Not server++
Maybe I'm optimistic, but those posters complaining on the grounds that this won't run their web service any faster (if at all, with it's new OS) have missed the point.
In the data crunching corner of the world, most of the innovation is around describing 'non traditional' processing tasks and then mapping those (very painfully) on to traditional hardware. Everyone will tell you that adding another off the shelf node to a compute cluster is cheap and you can expand to build a cluster capable of handling the large loads that big data, inference and graph compute problems throw up. The problem is that big clusters do not scale linearly when it comes to reliability, and network and disk effects mean that at least half of a cluster's energy goes into overcoming the dead weight of having compute resources that don't match the task. We don't actually want a vaster, more manageable cluster of Linux boxes, we want a compute resource matched to the process description.
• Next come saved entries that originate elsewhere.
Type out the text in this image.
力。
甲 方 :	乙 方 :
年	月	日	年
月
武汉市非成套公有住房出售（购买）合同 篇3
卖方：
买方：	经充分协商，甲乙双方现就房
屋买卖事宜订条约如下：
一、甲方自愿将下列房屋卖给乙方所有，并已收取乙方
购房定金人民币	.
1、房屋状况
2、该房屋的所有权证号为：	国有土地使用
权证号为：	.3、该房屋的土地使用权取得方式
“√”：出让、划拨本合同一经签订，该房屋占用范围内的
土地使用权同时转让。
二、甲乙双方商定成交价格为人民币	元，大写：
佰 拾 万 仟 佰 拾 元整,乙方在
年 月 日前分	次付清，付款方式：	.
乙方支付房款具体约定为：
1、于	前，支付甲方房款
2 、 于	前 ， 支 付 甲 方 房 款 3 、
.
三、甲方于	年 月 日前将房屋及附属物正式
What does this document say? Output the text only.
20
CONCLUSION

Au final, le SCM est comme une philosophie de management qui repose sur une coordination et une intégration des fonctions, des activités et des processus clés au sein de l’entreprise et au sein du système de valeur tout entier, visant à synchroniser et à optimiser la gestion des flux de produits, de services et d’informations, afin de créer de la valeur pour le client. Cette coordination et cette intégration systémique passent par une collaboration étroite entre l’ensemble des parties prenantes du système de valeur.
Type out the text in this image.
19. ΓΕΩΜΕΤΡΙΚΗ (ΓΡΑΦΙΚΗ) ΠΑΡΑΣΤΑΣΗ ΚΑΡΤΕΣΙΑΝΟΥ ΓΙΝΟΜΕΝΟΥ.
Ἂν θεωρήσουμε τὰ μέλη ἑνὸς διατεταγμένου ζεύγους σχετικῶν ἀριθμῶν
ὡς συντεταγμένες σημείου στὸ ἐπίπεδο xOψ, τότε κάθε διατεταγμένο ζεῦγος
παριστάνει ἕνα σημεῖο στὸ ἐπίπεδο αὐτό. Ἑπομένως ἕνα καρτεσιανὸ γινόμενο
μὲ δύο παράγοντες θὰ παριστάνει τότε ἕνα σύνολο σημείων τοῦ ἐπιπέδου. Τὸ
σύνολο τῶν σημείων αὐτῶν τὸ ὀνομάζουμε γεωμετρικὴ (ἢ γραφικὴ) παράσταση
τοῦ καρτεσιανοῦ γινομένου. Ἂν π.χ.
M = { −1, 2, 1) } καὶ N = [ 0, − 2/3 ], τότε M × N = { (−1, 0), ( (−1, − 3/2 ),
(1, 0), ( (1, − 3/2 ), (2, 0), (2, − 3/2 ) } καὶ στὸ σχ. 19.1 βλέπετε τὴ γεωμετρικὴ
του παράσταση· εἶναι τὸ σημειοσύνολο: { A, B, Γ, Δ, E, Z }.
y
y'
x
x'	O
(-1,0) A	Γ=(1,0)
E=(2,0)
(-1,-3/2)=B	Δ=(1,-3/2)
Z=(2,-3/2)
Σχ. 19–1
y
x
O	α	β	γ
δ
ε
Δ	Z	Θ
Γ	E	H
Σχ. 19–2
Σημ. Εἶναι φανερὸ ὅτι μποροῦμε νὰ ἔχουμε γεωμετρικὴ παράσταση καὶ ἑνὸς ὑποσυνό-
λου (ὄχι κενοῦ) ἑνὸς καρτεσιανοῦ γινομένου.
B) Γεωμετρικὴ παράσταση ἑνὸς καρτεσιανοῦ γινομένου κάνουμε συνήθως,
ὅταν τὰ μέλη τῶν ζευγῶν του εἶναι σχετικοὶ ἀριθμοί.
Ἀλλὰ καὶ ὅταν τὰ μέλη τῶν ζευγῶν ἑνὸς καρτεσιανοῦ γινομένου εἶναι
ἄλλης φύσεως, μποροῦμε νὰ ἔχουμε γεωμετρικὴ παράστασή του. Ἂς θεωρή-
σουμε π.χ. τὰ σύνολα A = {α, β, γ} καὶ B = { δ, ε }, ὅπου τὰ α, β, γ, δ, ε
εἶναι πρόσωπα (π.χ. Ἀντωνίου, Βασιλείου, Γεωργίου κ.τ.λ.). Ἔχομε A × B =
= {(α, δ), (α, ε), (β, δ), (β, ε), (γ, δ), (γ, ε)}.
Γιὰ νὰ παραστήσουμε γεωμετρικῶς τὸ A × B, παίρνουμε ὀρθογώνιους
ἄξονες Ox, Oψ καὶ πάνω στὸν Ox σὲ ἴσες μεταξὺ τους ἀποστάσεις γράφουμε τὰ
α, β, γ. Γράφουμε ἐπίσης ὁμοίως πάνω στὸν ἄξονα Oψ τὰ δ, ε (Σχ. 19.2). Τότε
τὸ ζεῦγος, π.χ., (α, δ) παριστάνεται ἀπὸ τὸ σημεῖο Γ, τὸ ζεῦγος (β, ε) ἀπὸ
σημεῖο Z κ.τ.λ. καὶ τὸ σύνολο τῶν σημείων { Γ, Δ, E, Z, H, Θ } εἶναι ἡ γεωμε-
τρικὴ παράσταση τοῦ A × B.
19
Soooo.. as Mars shots go, this could make some sense. We're starting to describe processing in terms of directed graphs of actions, which can be mapped to both batch and real time work loads. An architecture that starts with the premise of many actors consuming a vast store of messages in a robust and scalable way would potentially outperform today's clusters by orders of magnitude. Given the cost of provisioning and maintaining a modern cluster, the exotic nature of the Machine may be a small price to pay.
I'm reminded of the early introduction of NUMA machines, which suddenly introduced capabilities that allowed tasks that used to be done by a building full of mainframes to be done by a box that sat under your desk. This architecture could potentially do the same to clusters - and not by virtualising thousands of machines into one box.